I’ve said for years that Democrats — and even some Republicans — treat John F. Kennedy the same way most Republicans treat Ronald Reagan. They’ve turned him into a mythical figure that bears little resemblance to the real thing. Here’s a perfect example from a former Democratic legislator:
If you are an American over sixty, you remember when you learned that John Kennedy had died. If you are one of my contemporaries, you might remember almost as vividly the moment you thought Jack Kennedy had been reborn, in the form of some youthful contender who could turn an inspirational phrase and stab a finger in the air.

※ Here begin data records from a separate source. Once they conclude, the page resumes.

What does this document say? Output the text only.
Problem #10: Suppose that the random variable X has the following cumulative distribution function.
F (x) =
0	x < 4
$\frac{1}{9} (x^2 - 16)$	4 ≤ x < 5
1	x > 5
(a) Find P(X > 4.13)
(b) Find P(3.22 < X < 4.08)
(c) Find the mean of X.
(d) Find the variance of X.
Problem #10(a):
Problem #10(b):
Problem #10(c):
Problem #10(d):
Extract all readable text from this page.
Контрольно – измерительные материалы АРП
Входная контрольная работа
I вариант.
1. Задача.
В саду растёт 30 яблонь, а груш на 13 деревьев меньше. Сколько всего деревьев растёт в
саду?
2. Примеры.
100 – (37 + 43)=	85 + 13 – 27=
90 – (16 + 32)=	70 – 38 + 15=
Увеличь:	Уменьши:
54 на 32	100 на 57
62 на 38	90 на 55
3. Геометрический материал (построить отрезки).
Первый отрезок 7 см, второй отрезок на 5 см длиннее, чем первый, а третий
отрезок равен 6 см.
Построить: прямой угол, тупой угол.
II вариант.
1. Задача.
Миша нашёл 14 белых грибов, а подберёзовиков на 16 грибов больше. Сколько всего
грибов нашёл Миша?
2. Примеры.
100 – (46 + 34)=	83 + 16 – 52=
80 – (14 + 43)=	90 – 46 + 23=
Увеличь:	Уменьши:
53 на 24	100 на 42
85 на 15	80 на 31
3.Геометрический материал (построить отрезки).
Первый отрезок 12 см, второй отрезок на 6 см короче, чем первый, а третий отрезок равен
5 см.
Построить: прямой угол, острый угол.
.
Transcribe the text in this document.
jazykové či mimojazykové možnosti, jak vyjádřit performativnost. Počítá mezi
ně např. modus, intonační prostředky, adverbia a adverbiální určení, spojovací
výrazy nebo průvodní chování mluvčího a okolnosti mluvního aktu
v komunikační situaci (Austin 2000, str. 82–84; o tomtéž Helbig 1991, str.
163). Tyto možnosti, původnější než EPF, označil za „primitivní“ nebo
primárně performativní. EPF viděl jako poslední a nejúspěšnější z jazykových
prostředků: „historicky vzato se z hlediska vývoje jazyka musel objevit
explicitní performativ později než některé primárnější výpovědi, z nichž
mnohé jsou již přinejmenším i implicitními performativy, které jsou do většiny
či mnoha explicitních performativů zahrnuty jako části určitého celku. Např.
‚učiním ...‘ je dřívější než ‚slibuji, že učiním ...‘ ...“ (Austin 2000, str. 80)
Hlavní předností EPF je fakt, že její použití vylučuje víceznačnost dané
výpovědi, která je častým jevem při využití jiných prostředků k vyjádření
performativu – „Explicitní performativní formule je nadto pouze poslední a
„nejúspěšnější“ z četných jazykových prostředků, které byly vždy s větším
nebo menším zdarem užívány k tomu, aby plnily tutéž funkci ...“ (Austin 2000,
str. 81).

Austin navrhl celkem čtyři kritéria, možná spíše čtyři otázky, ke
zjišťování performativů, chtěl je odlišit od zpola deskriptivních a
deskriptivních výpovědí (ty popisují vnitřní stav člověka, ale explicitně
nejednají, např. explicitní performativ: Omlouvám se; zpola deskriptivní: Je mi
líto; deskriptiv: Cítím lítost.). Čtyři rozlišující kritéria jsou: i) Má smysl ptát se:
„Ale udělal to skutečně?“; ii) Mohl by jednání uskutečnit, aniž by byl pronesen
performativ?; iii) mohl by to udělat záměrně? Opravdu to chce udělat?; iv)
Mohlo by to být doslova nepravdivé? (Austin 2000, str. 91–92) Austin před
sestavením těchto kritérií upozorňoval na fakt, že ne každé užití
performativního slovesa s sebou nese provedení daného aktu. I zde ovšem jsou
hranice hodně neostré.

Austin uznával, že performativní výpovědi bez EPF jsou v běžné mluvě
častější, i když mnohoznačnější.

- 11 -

Your moment might seem absurd now – Gary Hart in the glow of winning New Hampshire in 1984. Or bittersweet – the November night in 1992 when Bill Clinton retired the WWII generation. Yours might be agonizingly recent – Barack Obama on a dream-lit stage in Grant Park. It’s been the longest quest in modern politics, the effort to recreate an ideal of power that was extinguished almost exactly 48 years ago, and it has never ended well.
Pretenders like Hart imitated the style without Kennedy’s strength of purpose. Clinton, Kennedy’s equal as a tactician, never matched his capacity to lift the country’s moral tone. As for Obama, he has gone backward in terms of his hold on the public’s imagination. Kennedy did the opposite, expanding a one vote per precinct squeaker into the last presidency that never dropped below fifty percent approval.
JFK? Lifting the nation’s moral tone? Is he serious? He didn’t drop below 50 percent because he wasn’t in office long enough. He was a mediocre president for the time he was in office, no better than that. But because he died young, he’s been turned into Ghandi and Jesus rolled into one.